Tout cela, toutes ces idées qui une à une méritent d'être débattues mais qui, prises en bloc, démontrent une totale absence de recul, tout cela se limite à refuser le temps qui passe au nom d'une équation simplissime : « c'était mieux avant ». De quoi que l'on parle, de quoi qu'il s'agisse, c'était mieux avant. Cette idée, ou en tout cas ses modes d'expression actuels, je pense que nombre d'électeurs du Front National la refuseront bientôt pour la bonne raison qu'ils sont nés après 1960 et la fin d'un certain monde. L'étonnant succès du FN auprès des jeunes va, à mon avis, accélérer ce processus de modernisation. Les aînés, Jean-Marie en tête, seront bientôt morts, et les jeunes frontistes pourront ajuster le tir, chose que Marine a déjà commencé de faire. Les militants du FN continueront de se battre pour une « Europe des Nations », pour une Europe chrétienne, pour un protectionnisme économique, pour que cesse l'immigration, mais ils le feront au nom d'arguments qui se voudront de plus en plus pragmatiques et de moins en moins idéologiques. Ils ne toléreront bientôt plus les rêveries obsolètes d'une génération en voie de disparition. Ils n'iront plus affirmer que la colonisation était une bonne chose, faire des blagues douteuses sur l'holocauste, comparer les mérites des dictateurs fascistes aux défauts de leurs homologues communistes, prétendre que tel genre musical est supérieur à tel autre. Ils admettront bientôt l'avortement parce qu'il arrangera les plus jeunes d'entre-eux. Ils renonceront bien-vite à la peine de mort parce que c'est finalement un débat assez vain. Feront-il cela par pure démagogie ? Même pas ! Ils le feront parce qu'ils se moderniseront ! Et ils auront raison ! Ce faisant, ils se donneront précisément les moyens de concurrencer l'UMP, qui se veut respectable et républicain en dépit du mauvais goût assez outrancier de la gouvernance sortante. L'UMP a marché sur des œufs, flirté de trop près avec la division quand il eut fallu prôner l'union, mais l'UMP reste respectable pour nombre de ses électeurs, les mêmes qui crachaient sur le FN au second tour de l'élection présidentielle de 2002. Ces mêmes électeurs se tourneront volontiers vers Marine Le Pen, lorsqu'elle aura fait amende honorable du passé douteux de son parti.

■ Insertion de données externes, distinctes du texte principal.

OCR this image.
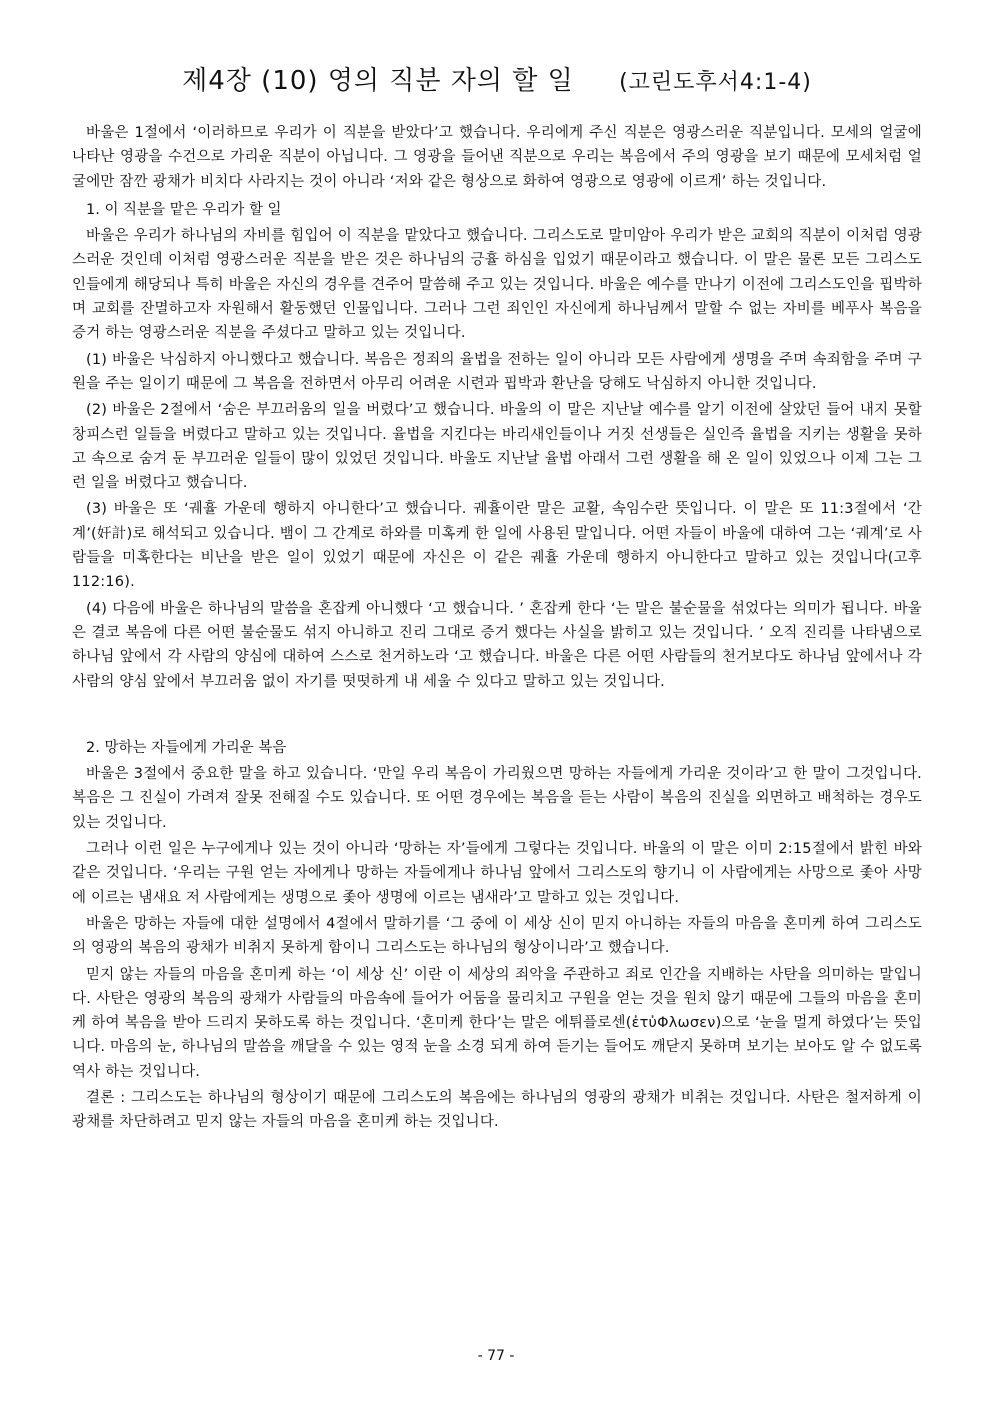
제4장 (10) 영의 직분 자의 할 일 (고린도후서4:1-4)

바울은 1절에서 ‘이러하므로 우리가 이 직분을 받았다’고 했습니다. 우리에게 주신 직분은 영광스러운 직분입니다. 모세의 얼굴에 나타난 영광을 수건으로 가리운 직분이 아닙니다. 그 영광을 들어낸 직분으로 우리는 복음에서 주의 영광을 보기 때문에 모세처럼 얼굴에만 잠깐 광채가 비치다 사라지는 것이 아니라 ‘저와 같은 형상으로 화하여 영광으로 영광에 이르게’ 하는 것입니다.

1. 이 직분을 맡은 우리가 할 일

바울은 우리가 하나님의 자비를 힘입어 이 직분을 맡았다고 했습니다. 그리스도로 말미암아 우리가 받은 교회의 직분이 이처럼 영광스러운 것인데 이처럼 영광스러운 직분을 받은 것은 하나님의 긍휼 하심을 입었기 때문이라고 했습니다. 이 말은 물론 모든 그리스도인들에게 해당되나 특히 바울은 자신의 경우를 견주어 말씀해 주고 있는 것입니다. 바울은 예수를 만나기 이전에 그리스도인을 핍박하며 교회를 잔멸하고자 자원해서 활동했던 인물입니다. 그러나 그런 죄인인 자신에게 하나님께서 말할 수 없는 자비를 베푸사 복음을 증거 하는 영광스러운 직분을 주셨다고 말하고 있는 것입니다.

(1) 바울은 낙심하지 아니했다고 했습니다. 복음은 정죄의 율법을 전하는 일이 아니라 모든 사람에게 생명을 주며 속죄함을 주며 구원을 주는 일이기 때문에 그 복음을 전하면서 아무리 어려운 시련과 핍박과 환난을 당해도 낙심하지 아니한 것입니다.

(2) 바울은 2절에서 ‘숨은 부끄러움의 일을 버렸다’고 했습니다. 바울의 이 말은 지난날 예수를 알기 이전에 살았던 들어 내지 못할 창피스런 일들을 버렸다고 말하고 있는 것입니다. 율법을 지킨다는 바리새인들이나 거짓 선생들은 실인즉 율법을 지키는 생활을 못하고 속으로 숨겨 둔 부끄러운 일들이 많이 있었던 것입니다. 바울도 지난날 율법 아래서 그런 생활을 해 온 일이 있었으나 이제 그는 그런 일을 버렸다고 했습니다.

(3) 바울은 또 ‘궤휼 가운데 행하지 아니한다’고 했습니다. 궤휼이란 말은 교활, 속임수란 뜻입니다. 이 말은 또 11:3절에서 ‘간계’(奸計)로 해석되고 있습니다. 뱀이 그 간계로 하와를 미혹케 한 일에 사용된 말입니다. 어떤 자들이 바울에 대하여 그는 ‘궤계’로 사람들을 미혹한다는 비난을 받은 일이 있었기 때문에 자신은 이 같은 궤휼 가운데 행하지 아니한다고 말하고 있는 것입니다(고후112:16).

(4) 다음에 바울은 하나님의 말씀을 혼잡케 아니했다 ‘고 했습니다. ’ 혼잡케 한다 ‘는 말은 불순물을 섞었다는 의미가 됩니다. 바울은 결코 복음에 다른 어떤 불순물도 섞지 아니하고 진리 그대로 증거 했다는 사실을 밝히고 있는 것입니다. ’ 오직 진리를 나타냄으로 하나님 앞에서 각 사람의 양심에 대하여 스스로 천거하노라 ‘고 했습니다. 바울은 다른 어떤 사람들의 천거보다도 하나님 앞에서나 각 사람의 양심 앞에서 부끄러움 없이 자기를 떳떳하게 내 세울 수 있다고 말하고 있는 것입니다.

2. 망하는 자들에게 가리운 복음

바울은 3절에서 중요한 말을 하고 있습니다. ‘만일 우리 복음이 가리웠으면 망하는 자들에게 가리운 것이라’고 한 말이 그것입니다. 복음은 그 진실이 가려져 잘못 전해질 수도 있습니다. 또 어떤 경우에는 복음을 듣는 사람이 복음의 진실을 외면하고 배척하는 경우도 있는 것입니다.

그러나 이런 일은 누구에게나 있는 것이 아니라 ‘망하는 자’들에게 그렇다는 것입니다. 바울의 이 말은 이미 2:15절에서 밝힌 바와 같은 것입니다. ‘우리는 구원 얻는 자에게나 망하는 자들에게나 하나님 앞에서 그리스도의 향기니 이 사람에게는 사망으로 좇아 사망에 이르는 냄새요 저 사람에게는 생명으로 좇아 생명에 이르는 냄새라’고 말하고 있는 것입니다.

바울은 망하는 자들에 대한 설명에서 4절에서 말하기를 ‘그 중에 이 세상 신이 믿지 아니하는 자들의 마음을 혼미케 하여 그리스도의 영광의 복음의 광채가 비취지 못하게 함이니 그리스도는 하나님의 형상이니라’고 했습니다.

믿지 않는 자들의 마음을 혼미케 하는 ‘이 세상 신’ 이란 이 세상의 죄악을 주관하고 죄로 인간을 지배하는 사탄을 의미하는 말입니다. 사탄은 영광의 복음의 광채가 사람들의 마음속에 들어가 어둠을 물리치고 구원을 얻는 것을 원치 않기 때문에 그들의 마음을 혼미케 하여 복음을 받아 드리지 못하도록 하는 것입니다. ‘혼미케 한다’는 말은 에튀플로센(ἐτὐΦλωσεν)으로 ‘눈을 멀게 하였다’는 뜻입니다. 마음의 눈, 하나님의 말씀을 깨달을 수 있는 영적 눈을 소경 되게 하여 듣기는 들어도 깨닫지 못하며 보기는 보아도 알 수 없도록 역사 하는 것입니다.

결론 : 그리스도는 하나님의 형상이기 때문에 그리스도의 복음에는 하나님의 영광의 광채가 비취는 것입니다. 사탄은 철저하게 이 광채를 차단하려고 믿지 않는 자들의 마음을 혼미케 하는 것입니다.

- 77 -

Le fera-t-elle ? Oh que oui ! Le FN va même aller jusqu'à changer de nom : c'est annoncé et c'est habile, parce qu'un « front » est toujours « contre », là où un « parti », un « mouvement », une « union » peuvent être « pour », c'est à dire non plus dans l'opposition mais dans la majorité. Alors oui : peut-être que le Front National sera, à terme, le prochain parti de droite dominant. Mais le temps qu'ils en arrivent là, deux ou trois élections présidentielles de plus à mon avis, ils se seront sagement alignés sur les idées de la droite « parlementaire », ils seront sagement devenus tout ce qu'ils dénoncent aujourd'hui. À force de compromission, ils n'auront plus rien d'extrême et ils ne seront alors ni plus dangereux ni plus répugnants que Nicolas Sarkozy et ses amis.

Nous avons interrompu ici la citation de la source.